Crédit photos : Carine Roitfeld

Vous avez longtemps fréquenté les coulisses des défilés de mode, pouvez-vous nous raconter une anecdote qui vous fait aujourd’hui encore sourire.
C’est une anecdote plutôt triste que je vais vous raconter… J’étais habituée à assister à des défilés avec une ambiance incroyable, comme ceux de Jean-Paul Gauthier, où on s’amusait réellement. Les gens claquaient des mains pour remercier le designer, ravi de l’hommage rendu. Cette époque est terminée, les gens filment désormais le défilé avec leur téléphone portable, il n’y a plus d’applaudissement ni d’entrain.
On sent le business très fort. Les créateurs ont peur, on leur demande beaucoup et cela se ressent dans la salle. L’environnement créatif a disparu. Il y a une terrible pression et si on n’a pas les épaules d’un homme d’affaires ou la puissance mentale d’un Karl Lagerfeld, c’est compliqué. Pourtant, un styliste est avant tout un artiste, non ?
J’ai travaillé pendant 10 ans avec Tom Ford pour Gucci. Je préparais les défilés, c’était extraordinaire. Tom Ford était le champion du monde pour chauffer ses équipes comme le ferait l’entraîneur d’une équipe de base-ball. Il disait aux filles : « vous êtes toutes belles, on vous a rendu encore plus belles, vous portez des vêtements qui vous rendent ultra sexy et il faut que cela se voit sur le défilé. Il faut que les femmes veulent tout ce que vous portez. Il faut que les hommes aient envie de coucher avec vous. » Un discours très pushy qui fonctionnait ! Les filles étaient gonflées à bloc sur le podium.
Depuis, tout a changé. Il nous arrive parfois même de lire dans les backstages : « Ne pas sourire », « Ne pas regarder les photographes »… Le mannequin doit pourtant avoir une vraie personnalité. Hélas, on ne leur laisse plus le temps de grandir. Elles ont 14 ou 15 ans, comment leur demander d’être sexy, ce sont encore des enfants.

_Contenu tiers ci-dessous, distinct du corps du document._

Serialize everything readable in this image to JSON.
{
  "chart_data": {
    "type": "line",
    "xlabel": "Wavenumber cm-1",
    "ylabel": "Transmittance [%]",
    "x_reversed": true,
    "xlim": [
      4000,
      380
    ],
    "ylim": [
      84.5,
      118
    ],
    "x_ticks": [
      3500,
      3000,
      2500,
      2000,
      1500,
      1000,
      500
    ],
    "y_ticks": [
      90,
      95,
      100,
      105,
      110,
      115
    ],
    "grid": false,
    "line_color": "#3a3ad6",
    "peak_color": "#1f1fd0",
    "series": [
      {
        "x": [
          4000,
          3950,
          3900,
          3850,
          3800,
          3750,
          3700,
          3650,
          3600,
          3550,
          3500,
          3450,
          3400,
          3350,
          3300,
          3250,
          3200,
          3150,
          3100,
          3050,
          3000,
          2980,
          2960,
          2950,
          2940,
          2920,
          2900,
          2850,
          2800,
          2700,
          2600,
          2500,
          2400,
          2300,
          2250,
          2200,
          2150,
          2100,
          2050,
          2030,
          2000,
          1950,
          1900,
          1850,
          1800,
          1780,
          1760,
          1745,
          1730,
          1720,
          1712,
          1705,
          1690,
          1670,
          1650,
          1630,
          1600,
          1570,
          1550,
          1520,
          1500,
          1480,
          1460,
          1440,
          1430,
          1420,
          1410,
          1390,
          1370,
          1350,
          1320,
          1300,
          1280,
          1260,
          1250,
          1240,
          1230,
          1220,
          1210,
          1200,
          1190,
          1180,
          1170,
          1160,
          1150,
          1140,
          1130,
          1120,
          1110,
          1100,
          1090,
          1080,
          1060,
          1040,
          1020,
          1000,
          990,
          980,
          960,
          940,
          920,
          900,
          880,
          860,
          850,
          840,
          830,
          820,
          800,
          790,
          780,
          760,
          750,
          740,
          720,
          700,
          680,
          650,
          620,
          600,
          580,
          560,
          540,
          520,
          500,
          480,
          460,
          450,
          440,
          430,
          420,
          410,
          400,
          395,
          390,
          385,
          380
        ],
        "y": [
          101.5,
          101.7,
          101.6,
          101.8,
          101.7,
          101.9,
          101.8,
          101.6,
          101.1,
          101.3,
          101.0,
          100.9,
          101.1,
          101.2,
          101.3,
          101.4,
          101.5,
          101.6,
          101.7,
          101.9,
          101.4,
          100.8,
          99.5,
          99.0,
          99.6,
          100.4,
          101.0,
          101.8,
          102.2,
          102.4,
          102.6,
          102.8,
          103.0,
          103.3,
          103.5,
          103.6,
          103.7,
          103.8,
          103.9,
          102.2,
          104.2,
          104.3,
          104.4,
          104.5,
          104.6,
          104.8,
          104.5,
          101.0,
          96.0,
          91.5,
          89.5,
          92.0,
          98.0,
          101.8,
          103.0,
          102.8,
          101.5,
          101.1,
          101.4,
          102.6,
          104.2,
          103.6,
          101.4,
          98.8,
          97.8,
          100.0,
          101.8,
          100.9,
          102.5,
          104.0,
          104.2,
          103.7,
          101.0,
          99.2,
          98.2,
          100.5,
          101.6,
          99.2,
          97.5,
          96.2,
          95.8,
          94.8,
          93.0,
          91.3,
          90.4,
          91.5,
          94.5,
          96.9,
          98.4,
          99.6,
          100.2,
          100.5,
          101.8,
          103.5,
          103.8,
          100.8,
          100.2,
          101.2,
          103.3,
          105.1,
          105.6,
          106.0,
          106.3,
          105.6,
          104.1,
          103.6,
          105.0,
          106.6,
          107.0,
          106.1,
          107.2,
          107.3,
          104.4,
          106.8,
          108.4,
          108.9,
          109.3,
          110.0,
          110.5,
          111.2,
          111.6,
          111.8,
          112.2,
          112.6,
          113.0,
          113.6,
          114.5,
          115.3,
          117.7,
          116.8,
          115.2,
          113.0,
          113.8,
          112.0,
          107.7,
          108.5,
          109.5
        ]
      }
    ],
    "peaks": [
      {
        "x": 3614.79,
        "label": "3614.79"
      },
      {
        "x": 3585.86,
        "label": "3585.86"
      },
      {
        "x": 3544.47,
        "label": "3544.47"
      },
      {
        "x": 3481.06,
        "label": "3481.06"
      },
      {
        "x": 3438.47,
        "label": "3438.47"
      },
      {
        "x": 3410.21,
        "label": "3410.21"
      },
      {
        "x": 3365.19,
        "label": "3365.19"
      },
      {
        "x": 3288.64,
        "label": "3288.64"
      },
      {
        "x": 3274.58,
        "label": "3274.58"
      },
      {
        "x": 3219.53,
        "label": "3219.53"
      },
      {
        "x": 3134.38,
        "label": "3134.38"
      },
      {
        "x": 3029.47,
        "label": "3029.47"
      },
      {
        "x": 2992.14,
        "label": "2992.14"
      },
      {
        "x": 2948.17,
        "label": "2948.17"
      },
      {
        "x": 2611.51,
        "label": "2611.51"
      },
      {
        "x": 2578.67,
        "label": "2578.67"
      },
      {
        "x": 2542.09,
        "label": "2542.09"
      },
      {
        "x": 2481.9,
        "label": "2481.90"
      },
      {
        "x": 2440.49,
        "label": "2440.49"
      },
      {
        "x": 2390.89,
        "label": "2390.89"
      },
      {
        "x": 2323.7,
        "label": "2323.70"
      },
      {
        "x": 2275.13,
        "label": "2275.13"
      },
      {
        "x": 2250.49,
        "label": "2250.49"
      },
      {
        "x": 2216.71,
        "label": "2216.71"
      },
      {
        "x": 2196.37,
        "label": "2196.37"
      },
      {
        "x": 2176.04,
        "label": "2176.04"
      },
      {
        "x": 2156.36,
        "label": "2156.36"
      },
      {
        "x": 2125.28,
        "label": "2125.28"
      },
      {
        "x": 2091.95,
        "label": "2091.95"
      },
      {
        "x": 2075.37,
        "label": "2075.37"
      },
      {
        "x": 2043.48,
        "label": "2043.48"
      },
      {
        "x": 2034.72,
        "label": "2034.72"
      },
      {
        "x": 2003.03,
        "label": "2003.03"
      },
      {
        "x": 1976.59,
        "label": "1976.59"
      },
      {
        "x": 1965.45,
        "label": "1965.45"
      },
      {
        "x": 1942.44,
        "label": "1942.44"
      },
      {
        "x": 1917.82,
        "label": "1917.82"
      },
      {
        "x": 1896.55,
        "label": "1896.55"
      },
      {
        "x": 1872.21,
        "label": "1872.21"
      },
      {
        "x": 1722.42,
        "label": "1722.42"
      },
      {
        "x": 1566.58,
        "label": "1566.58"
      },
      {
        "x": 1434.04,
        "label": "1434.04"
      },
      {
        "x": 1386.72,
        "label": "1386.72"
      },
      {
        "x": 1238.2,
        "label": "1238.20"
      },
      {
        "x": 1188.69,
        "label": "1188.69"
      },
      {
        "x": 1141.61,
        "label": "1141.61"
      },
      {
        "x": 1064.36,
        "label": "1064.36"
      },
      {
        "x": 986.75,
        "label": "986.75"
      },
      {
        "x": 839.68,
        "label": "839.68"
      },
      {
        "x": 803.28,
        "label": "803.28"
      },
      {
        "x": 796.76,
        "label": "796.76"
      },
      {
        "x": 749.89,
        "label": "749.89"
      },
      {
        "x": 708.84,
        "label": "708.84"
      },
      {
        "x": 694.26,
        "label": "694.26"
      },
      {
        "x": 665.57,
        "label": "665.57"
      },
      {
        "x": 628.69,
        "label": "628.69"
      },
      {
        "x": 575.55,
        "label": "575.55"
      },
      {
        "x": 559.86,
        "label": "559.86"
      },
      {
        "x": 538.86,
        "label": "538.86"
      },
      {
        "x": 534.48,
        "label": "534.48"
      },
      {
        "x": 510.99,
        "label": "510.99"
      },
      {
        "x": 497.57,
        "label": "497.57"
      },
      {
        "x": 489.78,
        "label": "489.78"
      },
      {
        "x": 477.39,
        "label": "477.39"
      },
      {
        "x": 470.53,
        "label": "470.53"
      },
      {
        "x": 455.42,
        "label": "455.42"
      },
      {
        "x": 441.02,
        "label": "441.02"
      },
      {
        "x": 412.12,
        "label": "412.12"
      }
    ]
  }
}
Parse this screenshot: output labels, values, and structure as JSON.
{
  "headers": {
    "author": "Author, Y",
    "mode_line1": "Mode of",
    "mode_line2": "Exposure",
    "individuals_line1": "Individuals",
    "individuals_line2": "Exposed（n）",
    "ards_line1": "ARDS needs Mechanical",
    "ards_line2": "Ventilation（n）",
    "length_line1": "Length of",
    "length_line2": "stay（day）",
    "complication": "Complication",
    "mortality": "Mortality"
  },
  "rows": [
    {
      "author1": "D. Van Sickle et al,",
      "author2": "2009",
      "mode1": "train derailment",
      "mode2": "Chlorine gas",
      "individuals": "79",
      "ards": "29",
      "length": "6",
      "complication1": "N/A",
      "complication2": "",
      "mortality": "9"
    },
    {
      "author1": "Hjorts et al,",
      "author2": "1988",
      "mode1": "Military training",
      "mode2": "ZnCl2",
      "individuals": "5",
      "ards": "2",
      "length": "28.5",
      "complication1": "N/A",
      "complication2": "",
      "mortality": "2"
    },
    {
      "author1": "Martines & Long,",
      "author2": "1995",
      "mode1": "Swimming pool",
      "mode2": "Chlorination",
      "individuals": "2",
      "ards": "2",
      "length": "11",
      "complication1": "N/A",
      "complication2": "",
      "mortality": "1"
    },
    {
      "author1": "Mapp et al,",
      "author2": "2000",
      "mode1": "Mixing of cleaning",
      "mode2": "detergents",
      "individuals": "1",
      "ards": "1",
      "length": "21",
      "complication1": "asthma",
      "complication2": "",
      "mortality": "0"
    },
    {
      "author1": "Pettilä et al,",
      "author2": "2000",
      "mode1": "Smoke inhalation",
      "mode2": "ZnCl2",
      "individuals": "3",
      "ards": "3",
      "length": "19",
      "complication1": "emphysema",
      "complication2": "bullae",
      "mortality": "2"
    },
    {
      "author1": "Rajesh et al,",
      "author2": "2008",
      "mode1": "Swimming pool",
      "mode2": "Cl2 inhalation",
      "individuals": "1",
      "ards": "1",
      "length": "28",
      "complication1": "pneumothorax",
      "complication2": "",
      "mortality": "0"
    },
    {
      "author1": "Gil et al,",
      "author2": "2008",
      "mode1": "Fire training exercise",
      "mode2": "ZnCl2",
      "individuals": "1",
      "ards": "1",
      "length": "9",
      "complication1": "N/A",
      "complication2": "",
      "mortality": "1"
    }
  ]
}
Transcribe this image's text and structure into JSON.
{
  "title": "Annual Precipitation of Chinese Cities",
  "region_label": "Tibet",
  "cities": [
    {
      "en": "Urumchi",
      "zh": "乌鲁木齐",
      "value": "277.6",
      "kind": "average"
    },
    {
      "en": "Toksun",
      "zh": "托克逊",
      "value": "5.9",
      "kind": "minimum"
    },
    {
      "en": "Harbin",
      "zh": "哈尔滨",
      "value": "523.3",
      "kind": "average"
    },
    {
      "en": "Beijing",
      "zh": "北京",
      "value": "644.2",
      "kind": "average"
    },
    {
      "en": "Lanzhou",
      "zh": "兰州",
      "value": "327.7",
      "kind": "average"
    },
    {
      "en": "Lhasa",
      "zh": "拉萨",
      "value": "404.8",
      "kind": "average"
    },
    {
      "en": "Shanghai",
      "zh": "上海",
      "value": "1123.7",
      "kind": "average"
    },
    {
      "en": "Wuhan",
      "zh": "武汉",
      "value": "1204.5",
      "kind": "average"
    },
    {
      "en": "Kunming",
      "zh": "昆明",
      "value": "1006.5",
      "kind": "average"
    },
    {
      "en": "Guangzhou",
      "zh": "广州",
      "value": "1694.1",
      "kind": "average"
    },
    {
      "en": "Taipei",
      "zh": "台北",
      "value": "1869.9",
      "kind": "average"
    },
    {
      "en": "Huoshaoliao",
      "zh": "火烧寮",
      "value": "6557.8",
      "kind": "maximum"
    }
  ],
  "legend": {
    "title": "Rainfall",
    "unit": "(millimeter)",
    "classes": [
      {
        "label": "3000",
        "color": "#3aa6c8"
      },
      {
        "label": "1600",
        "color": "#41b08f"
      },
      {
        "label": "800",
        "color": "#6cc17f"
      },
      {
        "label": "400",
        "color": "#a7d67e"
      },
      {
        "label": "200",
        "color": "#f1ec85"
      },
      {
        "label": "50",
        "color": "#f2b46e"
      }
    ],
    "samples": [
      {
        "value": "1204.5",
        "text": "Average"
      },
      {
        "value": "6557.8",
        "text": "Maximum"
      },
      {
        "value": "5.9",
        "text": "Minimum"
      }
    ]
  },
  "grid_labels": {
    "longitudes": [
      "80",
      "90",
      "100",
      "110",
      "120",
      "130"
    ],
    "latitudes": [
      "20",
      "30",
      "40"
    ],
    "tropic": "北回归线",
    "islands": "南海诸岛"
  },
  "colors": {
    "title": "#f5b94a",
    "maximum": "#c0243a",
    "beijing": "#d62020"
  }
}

Un couturier peut-il se différencier aujourd’hui alors que tout a quasiment déjà été fait ?
On adorerait… Les cycles de mode reviennent. L’éternel recommencement. De temps en temps, certains ont des idées. Dans les 20 dernières années, il y a eu des précurseurs comme Jean-Paul Gaultier en France qui a tout créé ou Yves-Saint Laurent, Coco Chanel, et Karl Lagerfeld qui continue à garder cette excitation autour de Chanel. Puis les japonais sont arrivés avec des marques du style : « Comme des garçons. » Ils n’ont peur de rien, on ne sait même plus si c’est de l’art ou de la mode.
Personnellement, j’ai une passion pour Vivienne Westwood. Il y a encore des gens qui arrivent à nous faire rêver et heureusement. Maintenant, une veste à cinq manches, c’est pas évident à imaginer et on a pas envie non plus de faire de la création pour de la création. Après, on reprend des choses qui existent en changeant la façon de les assembler. On rencontre des designers qui proposent des combinaisons audacieuses. Parfois, on peut être agréablement surpris.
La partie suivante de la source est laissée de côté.